白熱の投手戦は都立広尾に軍配!140キロ右腕・石黒和が11奪三振完封勝利!

 厳しい日差しを感じ、いよいよ夏の大会だと言うのがわかる神宮球場では、夏の暑さに負けない白熱の投手戦が繰り広げられた。

 都立広尾都立鷺宮による都立勢の対戦だったが、4回まではスコアボードに0点が並んだ。どちらが先に均衡を崩すのか注目が集まる中、5回に都立広尾が突破口を開いた。

 6番・佐藤優作のヒットからチャンスを作ると、8番・手川真宏の犠牲フライで先制に成功する。さらにチャンスは続いて、1番・神川大地にもタイムリーが生まれて2点奪い、都立広尾が主導権を握った。

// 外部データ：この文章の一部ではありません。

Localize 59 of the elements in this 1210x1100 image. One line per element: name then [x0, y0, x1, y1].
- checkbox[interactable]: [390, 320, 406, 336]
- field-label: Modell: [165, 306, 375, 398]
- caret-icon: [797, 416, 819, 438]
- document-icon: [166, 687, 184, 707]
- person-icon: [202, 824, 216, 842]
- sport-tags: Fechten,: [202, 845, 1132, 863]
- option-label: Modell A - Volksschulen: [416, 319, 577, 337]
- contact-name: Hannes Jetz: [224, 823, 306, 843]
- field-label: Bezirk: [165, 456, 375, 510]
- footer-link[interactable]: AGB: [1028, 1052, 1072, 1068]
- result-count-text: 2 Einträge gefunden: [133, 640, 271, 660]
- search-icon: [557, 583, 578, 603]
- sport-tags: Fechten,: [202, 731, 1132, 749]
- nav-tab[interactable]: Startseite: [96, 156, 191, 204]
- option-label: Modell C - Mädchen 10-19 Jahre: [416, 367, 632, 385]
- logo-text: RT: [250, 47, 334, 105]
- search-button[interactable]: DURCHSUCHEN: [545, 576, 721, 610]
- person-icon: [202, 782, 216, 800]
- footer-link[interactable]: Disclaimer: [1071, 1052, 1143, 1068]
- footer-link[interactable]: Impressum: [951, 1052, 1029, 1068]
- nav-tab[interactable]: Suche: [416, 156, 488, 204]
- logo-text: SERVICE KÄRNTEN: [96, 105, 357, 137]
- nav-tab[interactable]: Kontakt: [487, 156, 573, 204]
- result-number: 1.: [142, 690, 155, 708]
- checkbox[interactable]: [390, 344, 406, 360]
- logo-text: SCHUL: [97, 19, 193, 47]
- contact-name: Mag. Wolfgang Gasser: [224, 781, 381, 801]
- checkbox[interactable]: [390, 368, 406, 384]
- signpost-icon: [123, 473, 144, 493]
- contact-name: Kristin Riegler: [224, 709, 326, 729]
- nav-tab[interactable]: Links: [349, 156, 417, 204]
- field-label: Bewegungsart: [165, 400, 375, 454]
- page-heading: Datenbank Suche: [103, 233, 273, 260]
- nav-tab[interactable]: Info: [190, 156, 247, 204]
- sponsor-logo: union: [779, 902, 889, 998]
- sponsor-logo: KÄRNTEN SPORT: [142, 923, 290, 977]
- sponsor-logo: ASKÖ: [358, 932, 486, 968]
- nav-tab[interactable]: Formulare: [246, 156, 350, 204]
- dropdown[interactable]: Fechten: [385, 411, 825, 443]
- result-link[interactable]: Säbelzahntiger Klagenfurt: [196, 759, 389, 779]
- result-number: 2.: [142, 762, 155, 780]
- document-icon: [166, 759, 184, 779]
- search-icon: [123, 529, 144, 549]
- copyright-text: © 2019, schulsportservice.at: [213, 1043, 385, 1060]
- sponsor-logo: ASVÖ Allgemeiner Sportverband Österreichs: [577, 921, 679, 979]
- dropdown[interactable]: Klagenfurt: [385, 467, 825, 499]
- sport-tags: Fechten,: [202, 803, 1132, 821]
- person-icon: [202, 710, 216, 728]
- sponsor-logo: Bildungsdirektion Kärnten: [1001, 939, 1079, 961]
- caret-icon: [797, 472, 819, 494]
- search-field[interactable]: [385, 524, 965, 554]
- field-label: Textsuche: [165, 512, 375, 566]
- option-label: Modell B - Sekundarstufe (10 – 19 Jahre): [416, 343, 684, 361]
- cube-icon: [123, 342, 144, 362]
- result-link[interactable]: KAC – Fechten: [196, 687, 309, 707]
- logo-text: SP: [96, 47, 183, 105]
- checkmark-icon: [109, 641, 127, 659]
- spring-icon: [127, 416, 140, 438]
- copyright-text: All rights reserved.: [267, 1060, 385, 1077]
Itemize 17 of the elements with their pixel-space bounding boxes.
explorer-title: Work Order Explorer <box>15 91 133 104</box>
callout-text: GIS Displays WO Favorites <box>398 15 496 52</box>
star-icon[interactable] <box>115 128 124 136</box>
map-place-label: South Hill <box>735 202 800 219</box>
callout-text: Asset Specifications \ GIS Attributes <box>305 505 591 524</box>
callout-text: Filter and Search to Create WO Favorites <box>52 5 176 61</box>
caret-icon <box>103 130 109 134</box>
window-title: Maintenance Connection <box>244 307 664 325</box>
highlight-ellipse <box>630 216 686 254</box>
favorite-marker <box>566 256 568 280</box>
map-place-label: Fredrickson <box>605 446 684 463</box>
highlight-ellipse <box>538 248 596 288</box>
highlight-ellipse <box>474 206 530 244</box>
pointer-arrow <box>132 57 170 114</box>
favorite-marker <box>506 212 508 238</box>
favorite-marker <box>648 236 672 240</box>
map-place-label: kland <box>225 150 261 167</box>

 追いかける都立鷺宮も5回に、4番・浅野龍と6番・畠山晴喜が相手のミスで出塁して一死二、三塁と同点のチャンスを作った。ここで一本を出したかったが、都立広尾の石黒和の前に抑えられて無得点に終わる。また8回には代打・本蔵悠輔のヒットなどで都立鷺宮は反撃のチャンスを作ったが、ここもあと一本が出ずに無得点で攻撃を終える。

 すると都立広尾は、9回にダメ押しの2点を追加して4対0として試合を決めた。最後は都立広尾の先発・石黒が1人で守り抜いてゲームセット。都立広尾が2対0で都立鷺宮を下して初戦を突破した。

 試合時間はわずか1時間43分というスピード感で進んだ。投手戦だったことは時間だけを見ればわかることであり、両チームのエースが素晴らしかったのがわかるが、成績からも見ればわかる。

 都立広尾の石黒は、9回投げて11奪三振、被安打2、与四死球2という成績だ。打っても4番を務める今年の大黒柱である。スラリとした体格だが、ゆったりとした始動から鋭く腰を回転させて、腕を力強く振り抜く。キレイにまとめられた投球フォームであると同時に、打者寄りでリリースされたキレのある真っすぐは非常に魅力的だ。

 元々、石黒はストレートを軸に力押しするスタイルを武器にしていたという。そのスタイルをさらに磨くべく、藤川球児さんが実践していたボールを『つぶす』感覚でリリースをするようにした。グラウンドを持っておらず、あまり投げ込みができない都立広尾の環境でも、石黒は「指先の感覚をキャッチボールの時から意識している」ことで、最速140キロを投げ込むようになるまで成長を遂げた。

 そんな石黒が指先の感覚を研ぎ澄まして磨いた武器は真っすぐだけではない。ストレートとともに都立鷺宮打線を惑わせたのは変化球、特にカットボールが有効だったのではないかと考えられる。

 ストレートに近い球速からカットボールは鋭く変化していた。これがストレートと見分けがつかず、空振りをする打者が多かった。加えてカットボールであれば、ストライクゾーンで勝負できる分、カウントもしっかりと稼げていた。